Chapter 11 Flashcards
(29 cards)
What are common challenges when training deep neural networks?
Vanishing/exploding gradients, insufficient data, slow training, and overfitting.
What causes the vanishing gradient problem in deep neural networks?
Gradients get smaller during backpropagation, often due to the sigmoid activation function and poor initialization.
What is the exploding gradient problem?
Gradients increase exponentially during backpropagation, causing divergence during training.
How do Glorot and He initialization help in training?
They maintain variance across layers, helping stabilize the signal during forward and backward passes.
What activation function is commonly used to avoid vanishing gradients?
ReLU (Rectified Linear Unit), though it can suffer from the ‘dying ReLU’ problem.
What is Leaky ReLU?
A ReLU variant that allows a small gradient when the neuron is not active, preventing dying neurons.
What is ELU and its advantage?
Exponential Linear Unit, which speeds up training and avoids vanishing gradients due to its non-zero mean and negative slope.
What is SELU?
Scaled ELU that self-normalizes layers, requiring specific input standardization and initialization.
What is batch normalization?
A technique that normalizes layer inputs to reduce vanishing/exploding gradients and speed up training.
What does batch normalization do during training?
It zero-centers, normalizes inputs, and then rescales and shifts using learned parameters.
What is gradient clipping used for?
To address exploding gradients by limiting the gradient values during backpropagation.
What is transfer learning?
Reusing layers from a pretrained network on a similar task to reduce training time and improve performance.
How does transfer learning work in Keras?
By transferring and locking lower layers from a trained model and training the upper layers on a new task.

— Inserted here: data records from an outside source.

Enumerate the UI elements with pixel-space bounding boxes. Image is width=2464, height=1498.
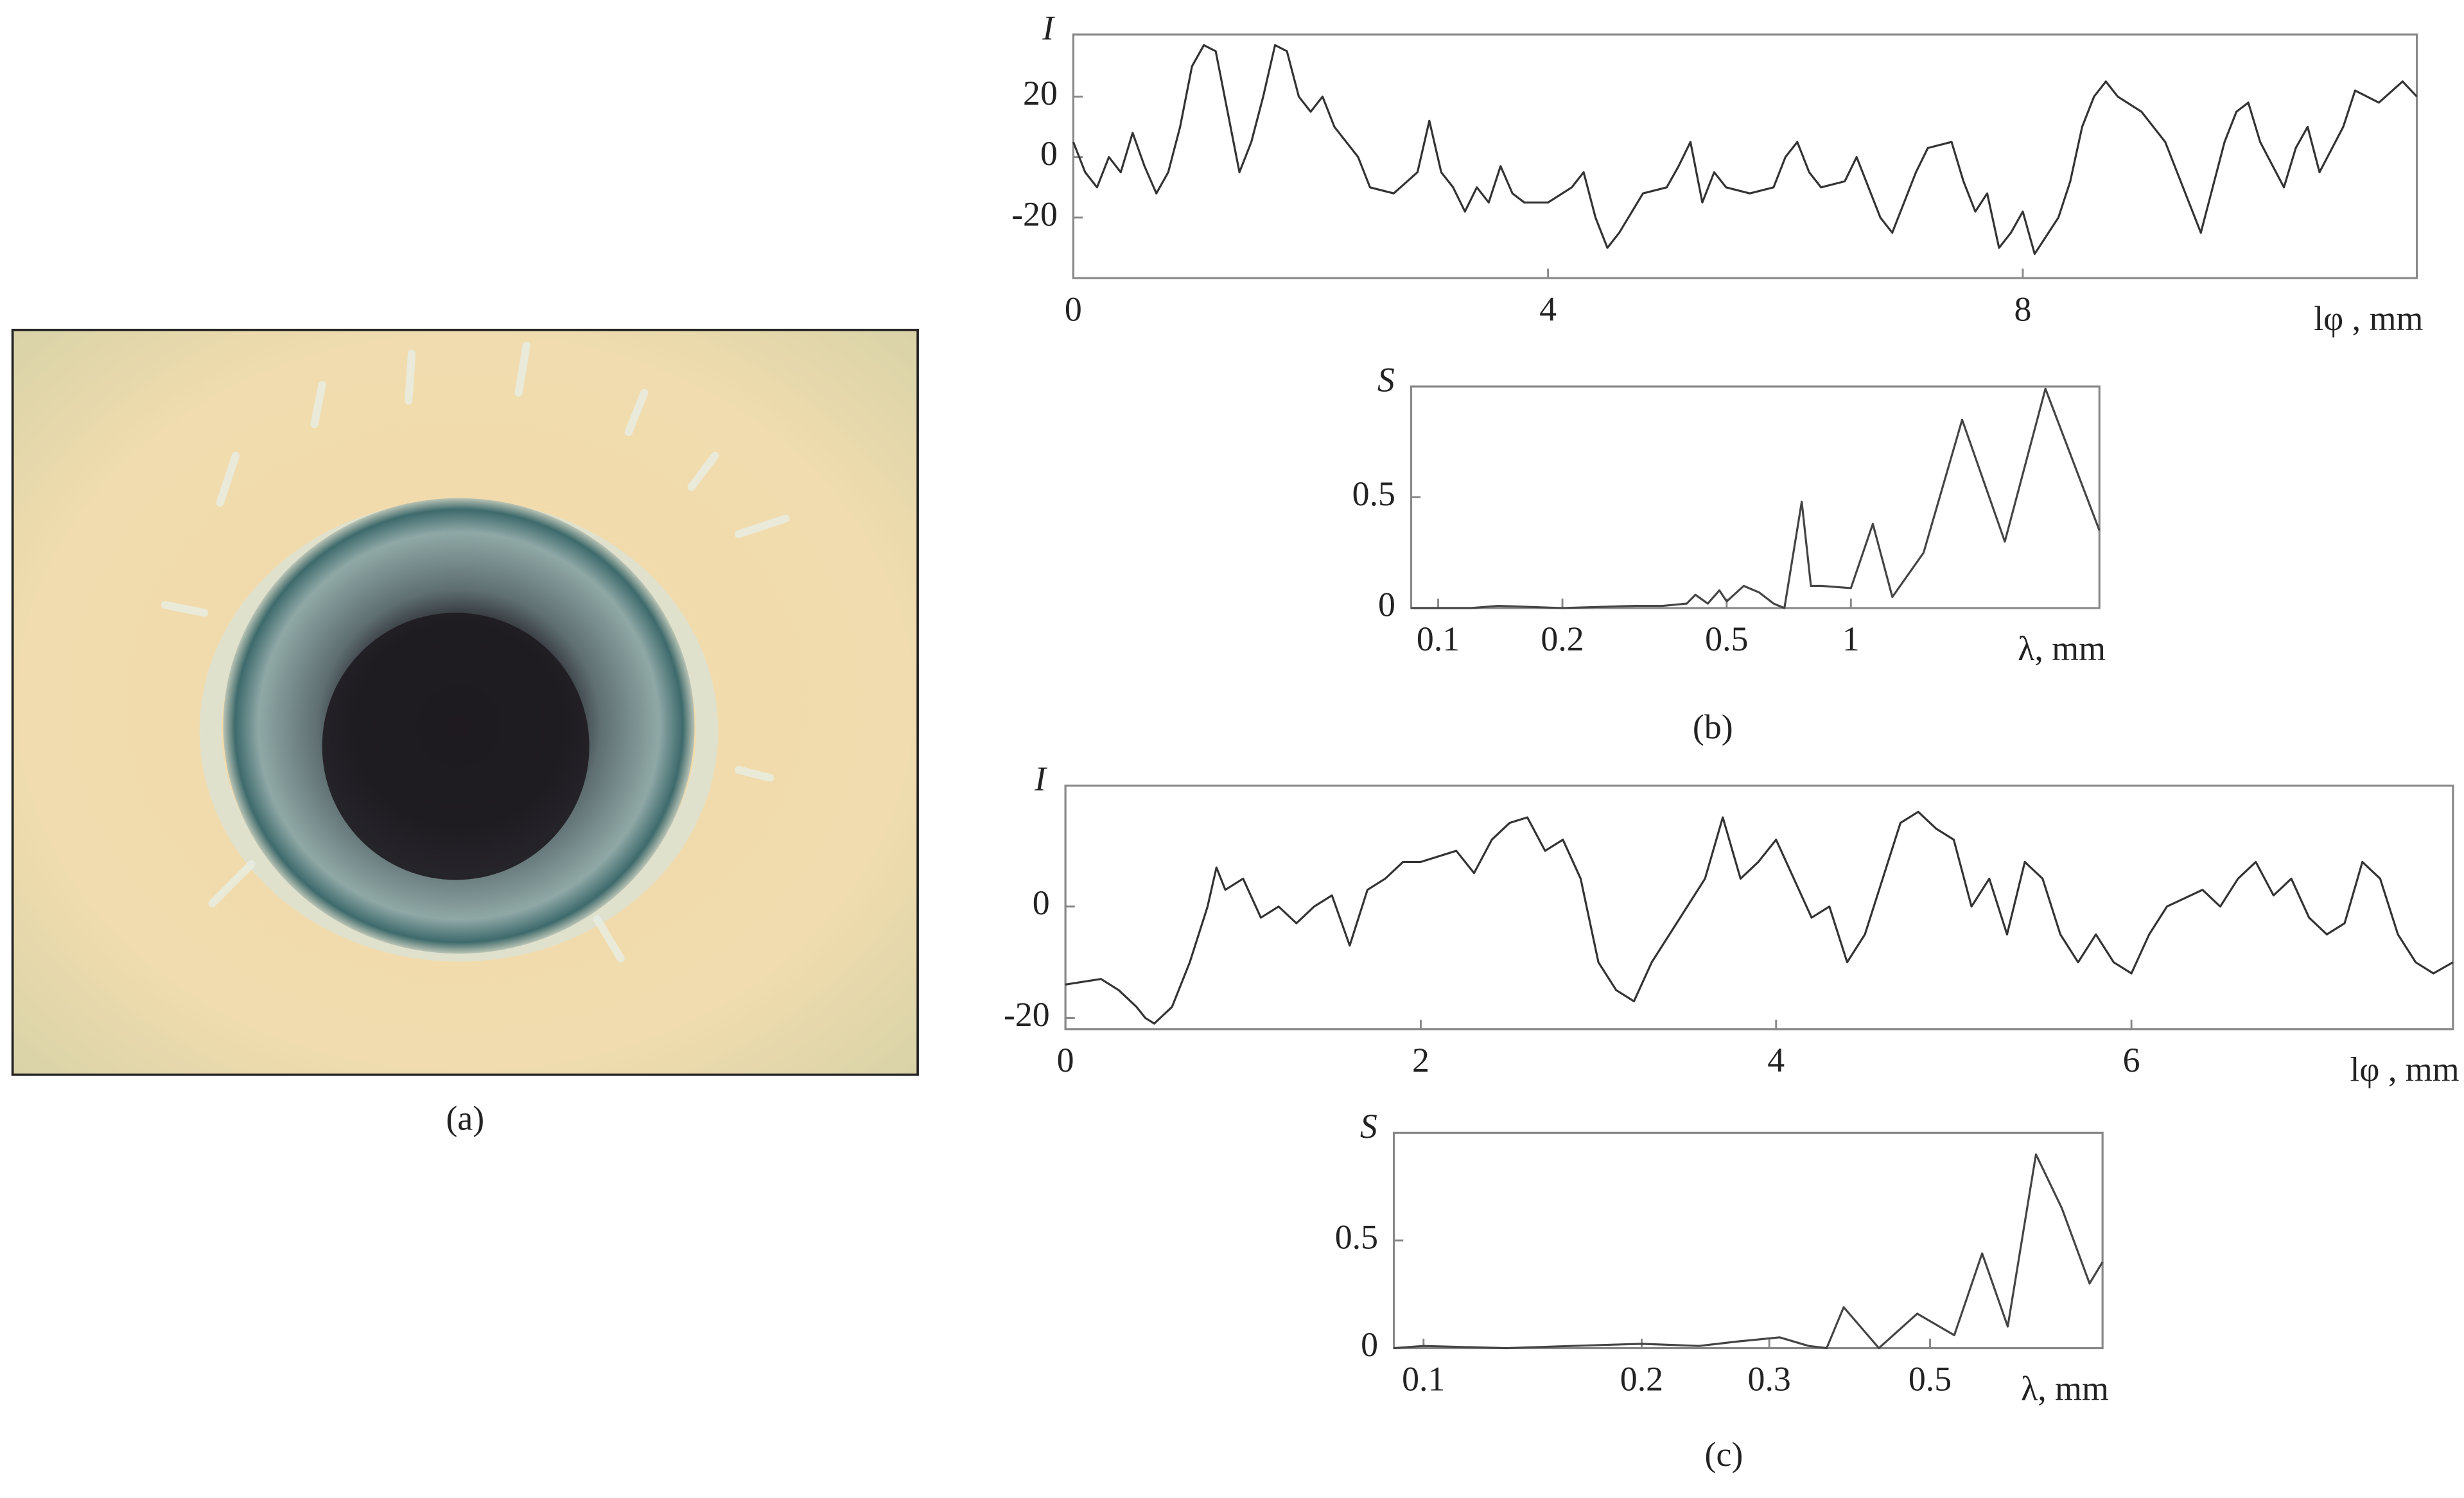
x-tick-label: 0.2 [1541,620,1584,658]
plot-frame [1392,1131,2104,1350]
x-tick-label: 6 [2123,1041,2140,1079]
x-tick-label: 0 [1057,1041,1074,1079]
y-tick-label: 0 [1378,585,1395,623]
caption: (a) [446,1099,484,1138]
y-tick-label: 0 [1040,134,1058,173]
data-line [1411,387,2101,609]
x-tick-label: 0.1 [1417,620,1460,658]
x-tick-label: 0.2 [1620,1360,1663,1398]
data-line [1394,1153,2104,1350]
y-tick-label: -20 [1011,195,1058,233]
photo [11,329,919,1076]
x-axis-label: lφ , mm [2314,299,2423,338]
y-tick-label: 0.5 [1335,1217,1378,1256]
data-line [1065,810,2454,1025]
x-tick-label: 0.3 [1748,1360,1791,1398]
x-axis-label: lφ , mm [2350,1050,2459,1089]
y-axis-label: S [1360,1107,1377,1145]
x-tick-label: 0 [1065,290,1082,328]
y-tick-label: 0 [1033,884,1050,922]
plot-frame [1072,33,2418,279]
x-tick-label: 0.1 [1402,1360,1445,1398]
x-tick-label: 2 [1412,1041,1429,1079]
x-tick-label: 8 [2014,290,2031,328]
y-tick-label: 0 [1361,1325,1378,1364]
x-tick-label: 4 [1767,1041,1785,1079]
caption: (b) [1693,708,1733,746]
x-tick-label: 0.5 [1909,1360,1952,1398]
plot-frame [1064,784,2454,1031]
plot-frame [1410,385,2101,609]
x-axis-label: λ, mm [2021,1369,2109,1407]
caption: (c) [1705,1435,1743,1474]
y-axis-label: I [1042,8,1056,47]
y-tick-label: -20 [1004,995,1050,1034]
y-tick-label: 20 [1023,74,1058,112]
data-line [1072,44,2418,256]
x-tick-label: 1 [1842,620,1860,658]
y-axis-label: I [1034,760,1048,798]
x-tick-label: 4 [1539,290,1557,328]
y-tick-label: 0.5 [1352,475,1395,513]
x-axis-label: λ, mm [2018,629,2106,668]
x-tick-label: 0.5 [1705,620,1748,658]
y-axis-label: S [1377,360,1395,399]
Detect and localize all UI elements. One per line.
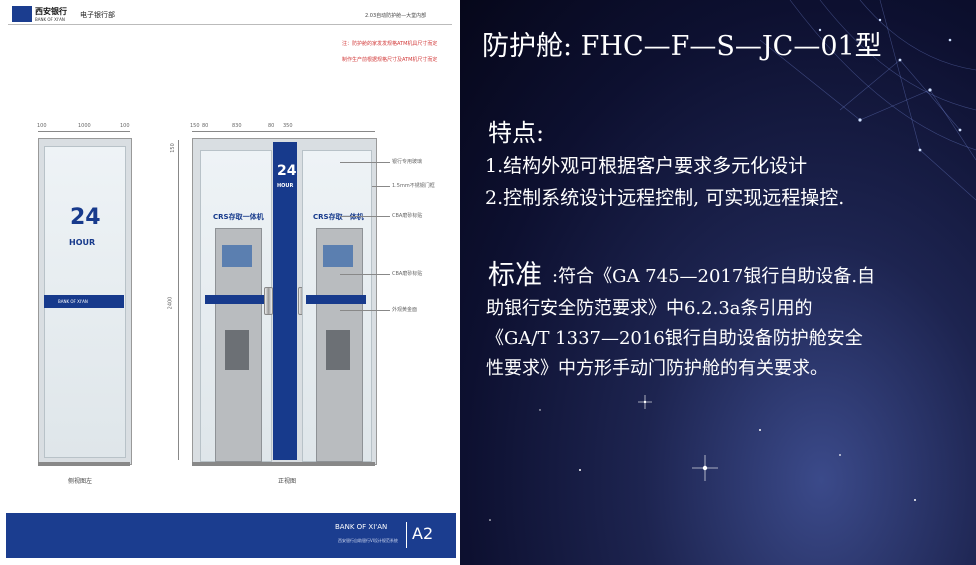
callout-line-2 xyxy=(372,186,390,187)
callout-3: CBA磨砂标贴 xyxy=(392,213,423,219)
header-logo xyxy=(12,6,32,22)
callout-1: 银行专用玻璃 xyxy=(392,159,423,165)
header-right-label: 2.03自动防护舱—大堂内部 xyxy=(365,13,427,19)
standard-heading: 标准 xyxy=(488,260,542,291)
standard-line-3: 《GA/T 1337—2016银行自助设备防护舱安全 xyxy=(486,328,863,349)
callout-line-1 xyxy=(340,162,390,163)
front-dim-5: 350 xyxy=(283,123,293,129)
header-rule xyxy=(8,24,452,25)
left-door-handle xyxy=(264,287,273,315)
front-dim-3: 830 xyxy=(232,123,242,129)
callout-line-5 xyxy=(340,310,390,311)
height-dim-line xyxy=(178,140,179,460)
note-line-2: 制作生产前根据规格尺寸及ATM机尺寸而定 xyxy=(342,57,438,63)
side-24-text: 24 xyxy=(70,205,101,230)
standard-line-1: :符合《GA 745—2017银行自助设备.自 xyxy=(552,266,876,287)
standard-line-2: 助银行安全防范要求》中6.2.3a条引用的 xyxy=(486,298,813,319)
side-dim-line xyxy=(38,131,130,132)
note-line-1: 注：防护舱的家发发规格ATM机具尺寸而定 xyxy=(342,41,438,47)
network-decoration xyxy=(489,0,976,521)
top-dim: 150 xyxy=(169,143,176,153)
center-24-text: 24 xyxy=(277,163,297,179)
logo-en: BANK OF XI'AN xyxy=(35,17,65,22)
front-caption: 正视图 xyxy=(278,478,297,485)
callout-4: CBA磨砂标贴 xyxy=(392,271,423,277)
right-atm-keypad xyxy=(326,330,350,370)
callout-2: 1.5mm不锈钢门框 xyxy=(392,183,435,189)
side-bank-text: BANK OF XI'AN xyxy=(58,299,88,304)
right-atm-screen xyxy=(323,245,353,267)
logo-cn: 西安银行 xyxy=(35,7,67,16)
center-hour-text: HOUR xyxy=(277,183,294,189)
height-dim: 2400 xyxy=(167,296,174,310)
side-view-base xyxy=(38,462,130,466)
spec-text-slide: 防护舱: FHC—F—S—JC—01型 特点: 1.结构外观可根据客户要求多元化… xyxy=(460,0,976,565)
left-crs-label: CRS存取一体机 xyxy=(213,213,264,221)
center-brand-column xyxy=(273,142,297,460)
front-view-base xyxy=(192,462,375,466)
callout-line-3 xyxy=(340,216,390,217)
slide-title: 防护舱: FHC—F—S—JC—01型 xyxy=(482,31,882,62)
footer-bank-name: BANK OF XI'AN xyxy=(335,523,388,531)
right-atm-band xyxy=(306,295,366,304)
side-hour-text: HOUR xyxy=(69,238,96,247)
feature-item-1: 1.结构外观可根据客户要求多元化设计 xyxy=(485,155,808,177)
standard-line-4: 性要求》中方形手动门防护舱的有关要求。 xyxy=(486,358,828,379)
footer-code: A2 xyxy=(412,524,434,543)
side-brand-band xyxy=(44,295,124,308)
callout-5: 外观黄金面 xyxy=(392,307,418,313)
side-dim-1: 100 xyxy=(37,123,47,129)
left-atm-screen xyxy=(222,245,252,267)
left-atm-keypad xyxy=(225,330,249,370)
dept-label: 电子银行部 xyxy=(80,11,115,19)
footer-divider xyxy=(406,522,407,548)
front-dim-line xyxy=(192,131,375,132)
left-atm-band xyxy=(205,295,265,304)
side-dim-2: 1000 xyxy=(78,123,91,129)
side-dim-3: 100 xyxy=(120,123,130,129)
front-dim-4: 80 xyxy=(268,123,275,129)
front-dim-2: 80 xyxy=(202,123,209,129)
right-crs-label: CRS存取一体机 xyxy=(313,213,364,221)
footer-band xyxy=(6,513,456,558)
features-heading: 特点: xyxy=(488,119,545,147)
callout-line-4 xyxy=(340,274,390,275)
front-dim-1: 150 xyxy=(190,123,200,129)
design-drawing-slide: 西安银行 BANK OF XI'AN 电子银行部 2.03自动防护舱—大堂内部 … xyxy=(0,0,460,565)
feature-item-2: 2.控制系统设计远程控制, 可实现远程操控. xyxy=(485,187,845,209)
side-caption: 侧视图左 xyxy=(68,478,93,485)
footer-subtitle: 西安银行自助银行VI设计规范系统 xyxy=(338,538,398,543)
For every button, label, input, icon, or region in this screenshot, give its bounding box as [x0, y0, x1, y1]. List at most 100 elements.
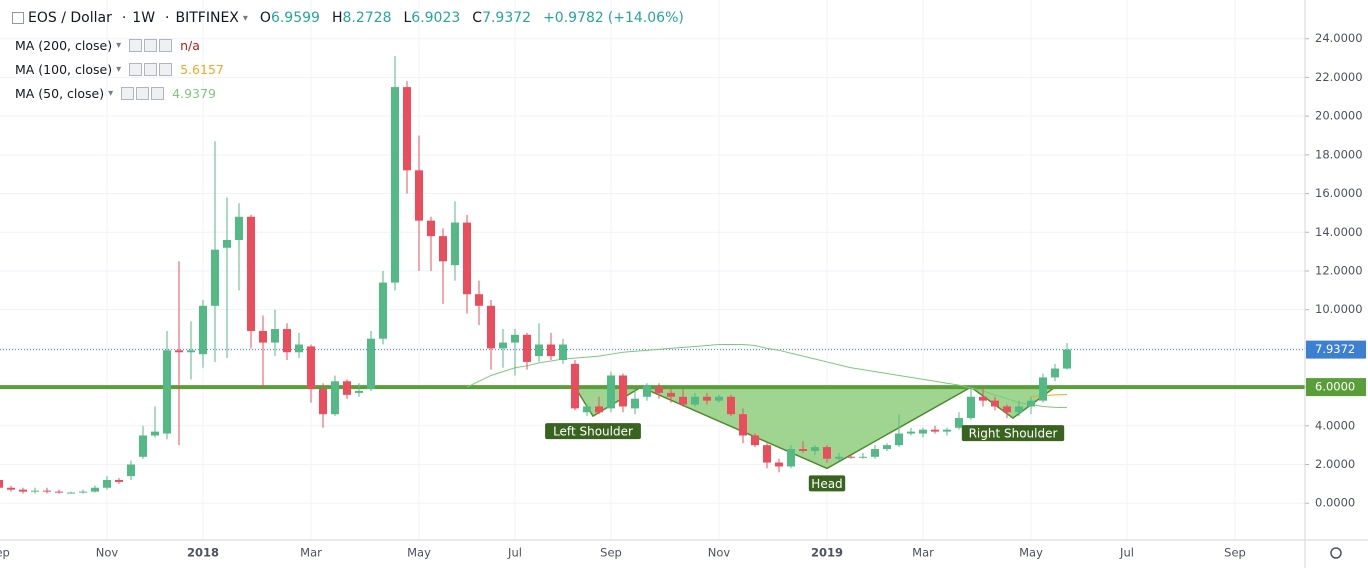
candle-body	[487, 305, 495, 349]
symbol-header: EOS / Dollar · 1W · BITFINEX ▾ O 6.9599 H…	[12, 10, 696, 26]
symbol[interactable]: EOS / Dollar	[28, 10, 112, 26]
candle-body	[1027, 400, 1035, 407]
candle-body	[607, 375, 615, 409]
candle-body	[1003, 406, 1011, 413]
candle-body	[427, 220, 435, 237]
x-tick-label: Mar	[912, 546, 934, 560]
legend-entry[interactable]: MA (50, close) ▾ 4.9379	[15, 86, 216, 101]
candle-body	[343, 381, 351, 395]
separator: ·	[165, 10, 170, 26]
legend-value: n/a	[180, 38, 200, 53]
y-tick-label: 20.0000	[1315, 109, 1363, 123]
candle-body	[7, 487, 15, 490]
legend-action-icon[interactable]	[159, 39, 173, 52]
candle-body	[727, 396, 735, 415]
candle-body	[403, 87, 411, 171]
pattern-label: Right Shoulder	[969, 427, 1058, 441]
separator: ·	[121, 10, 127, 26]
legend-action-icon[interactable]	[159, 63, 173, 76]
candle-body	[835, 456, 843, 459]
candle-body	[295, 344, 303, 353]
low-value: 6.9023	[411, 10, 461, 26]
candle-body	[1015, 406, 1023, 413]
legend-action-icon[interactable]	[121, 87, 135, 100]
candle-body	[871, 449, 879, 457]
candle-body	[847, 456, 855, 458]
legend-action-icon[interactable]	[129, 63, 143, 76]
pattern-label-box	[545, 423, 641, 440]
x-tick-label: Sep	[600, 546, 622, 560]
candle-body	[499, 342, 507, 349]
candle-body	[547, 344, 555, 357]
candle-body	[583, 406, 591, 413]
candle-body	[211, 249, 219, 306]
candle-body	[967, 396, 975, 419]
moving-average-line	[1030, 394, 1068, 398]
interval[interactable]: 1W	[132, 10, 156, 26]
y-tick-label: 14.0000	[1315, 225, 1363, 239]
legend-action-icon[interactable]	[136, 87, 150, 100]
x-tick-label: May	[1019, 546, 1043, 560]
candle-body	[655, 387, 663, 393]
candle-body	[1039, 377, 1047, 401]
candle-body	[0, 480, 3, 488]
candle-body	[511, 334, 519, 343]
candle-body	[139, 435, 147, 457]
candle-body	[319, 389, 327, 415]
dropdown-caret[interactable]: ▾	[242, 12, 248, 24]
candle-body	[43, 490, 51, 492]
candle-body	[919, 429, 927, 434]
dropdown-caret[interactable]: ▾	[116, 64, 122, 75]
candle-body	[595, 406, 603, 413]
legend-action-icon[interactable]	[144, 39, 158, 52]
candle-body	[943, 429, 951, 432]
candle-body	[55, 491, 63, 493]
x-tick-label: Jul	[1119, 546, 1134, 560]
candle-body	[991, 400, 999, 407]
symbol-icon	[12, 12, 24, 24]
y-tick-label: 22.0000	[1315, 70, 1363, 84]
candle-body	[523, 334, 531, 362]
y-tick-label: 12.0000	[1315, 263, 1363, 277]
candle-body	[763, 445, 771, 463]
pattern-label-box	[808, 475, 846, 492]
candle-body	[451, 222, 459, 266]
candle-body	[259, 330, 267, 343]
ohlc-prefix: C	[472, 10, 483, 26]
y-tick-label: 2.0000	[1315, 457, 1355, 471]
candle-body	[643, 385, 651, 397]
x-tick-label: Nov	[708, 546, 731, 560]
legend-action-icon[interactable]	[144, 63, 158, 76]
candle-body	[175, 350, 183, 353]
dropdown-caret[interactable]: ▾	[116, 40, 122, 51]
settings-icon[interactable]	[1330, 547, 1342, 559]
high-value: 8.2728	[342, 10, 392, 26]
candle-body	[199, 305, 207, 355]
legend-action-icon[interactable]	[151, 87, 165, 100]
candle-body	[775, 462, 783, 467]
pattern-label: Head	[811, 477, 842, 491]
x-tick-label: Jul	[507, 546, 522, 560]
candle-body	[247, 216, 255, 331]
change-percent: (+14.06%)	[607, 10, 684, 26]
legend-name: MA (200, close)	[15, 38, 113, 53]
candle-body	[103, 480, 111, 488]
exchange[interactable]: BITFINEX	[175, 10, 239, 26]
ohlc-prefix: O	[259, 10, 271, 26]
legend-value: 4.9379	[172, 86, 216, 101]
ohlc-prefix: H	[331, 10, 343, 26]
legend-action-icon[interactable]	[129, 39, 143, 52]
candle-body	[559, 344, 567, 360]
candle-body	[823, 447, 831, 459]
candle-body	[391, 87, 399, 283]
y-tick-label: 0.0000	[1315, 496, 1355, 510]
x-tick-label: 2019	[811, 546, 843, 560]
x-tick-label: May	[407, 546, 431, 560]
candle-body	[79, 491, 87, 493]
y-tick-label: 24.0000	[1315, 31, 1363, 45]
legend-entry[interactable]: MA (100, close) ▾ 5.6157	[15, 62, 224, 77]
dropdown-caret[interactable]: ▾	[108, 88, 114, 99]
legend-entry[interactable]: MA (200, close) ▾ n/a	[15, 38, 200, 53]
candle-body	[715, 396, 723, 401]
pattern-label: Left Shoulder	[553, 425, 633, 439]
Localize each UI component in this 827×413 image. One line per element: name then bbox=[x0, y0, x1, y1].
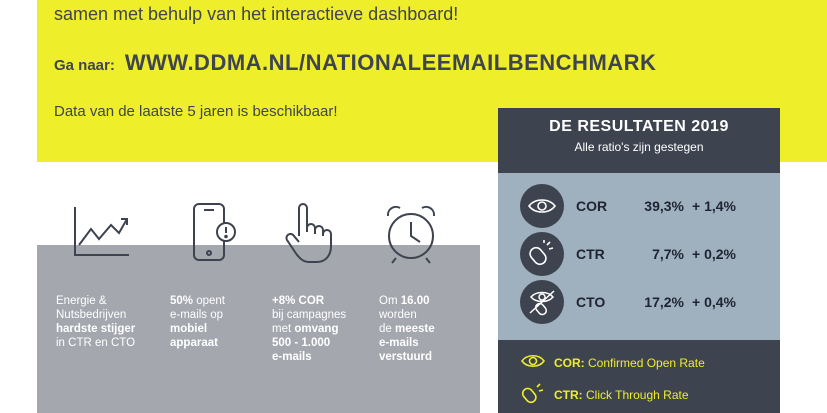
result-metric: CTR bbox=[576, 246, 605, 262]
stat-text-time: Om 16.00 worden de meeste e-mails verstuurd bbox=[379, 294, 479, 364]
result-row-cor: COR 39,3% + 1,4% bbox=[520, 184, 770, 228]
stat-emphasis: meeste bbox=[395, 323, 435, 335]
result-value: 39,3% bbox=[644, 198, 684, 214]
stat-emphasis: mobiel bbox=[170, 323, 208, 335]
legend-abbr: COR: bbox=[554, 355, 585, 370]
result-row-ctr: CTR 7,7% + 0,2% bbox=[520, 232, 770, 276]
eye-icon bbox=[520, 184, 564, 228]
stat-emphasis: e-mails bbox=[379, 337, 419, 349]
mouse-click-icon bbox=[520, 382, 546, 407]
result-change: + 0,2% bbox=[692, 246, 736, 262]
goto-line: Ga naar: WWW.DDMA.NL/NATIONALEEMAILBENCH… bbox=[54, 50, 656, 76]
availability-text: Data van de laatste 5 jaren is beschikba… bbox=[54, 103, 338, 120]
eye-mouse-icon bbox=[520, 280, 564, 324]
stat-line: worden bbox=[379, 309, 417, 321]
stat-line: Energie & bbox=[56, 295, 107, 307]
trend-chart-icon bbox=[66, 198, 136, 268]
result-metric: COR bbox=[576, 198, 608, 214]
results-subtitle: Alle ratio's zijn gestegen bbox=[574, 140, 704, 154]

What is unsupervised pretraining?
Training each layer of a network sequentially using unlabeled data, followed by supervised fine-tuning.
What are examples of faster optimizers?
Momentum, Nesterov Accelerated Gradient, AdaGrad, RMSProp, Adam, and Nadam.
What is momentum optimization?
An optimizer that accelerates gradient descent by building momentum from past gradients.
What is Nesterov Accelerated Gradient (NAG)?
A variation of momentum that looks ahead in the direction of momentum for more accurate gradient estimation.
What is AdaGrad?
An optimizer that adapts learning rates based on past gradients, but may converge too early.
What is RMSProp?
An optimizer that improves AdaGrad by decaying past gradients, helping avoid premature convergence.
What is Adam optimizer?
Combines momentum and RMSProp by tracking both past gradients and squared gradients with bias correction.
What is Nadam?
Adam optimizer with the Nesterov momentum technique.
Why are second-order optimizers rarely used in deep learning?
They require Hessians, which are computationally expensive for large networks.
What is a learning rate schedule?
A strategy to change the learning rate during training to balance speed and convergence.
Name some learning rate scheduling strategies.
Power scheduling, exponential scheduling, piecewise constant scheduling, and performance scheduling.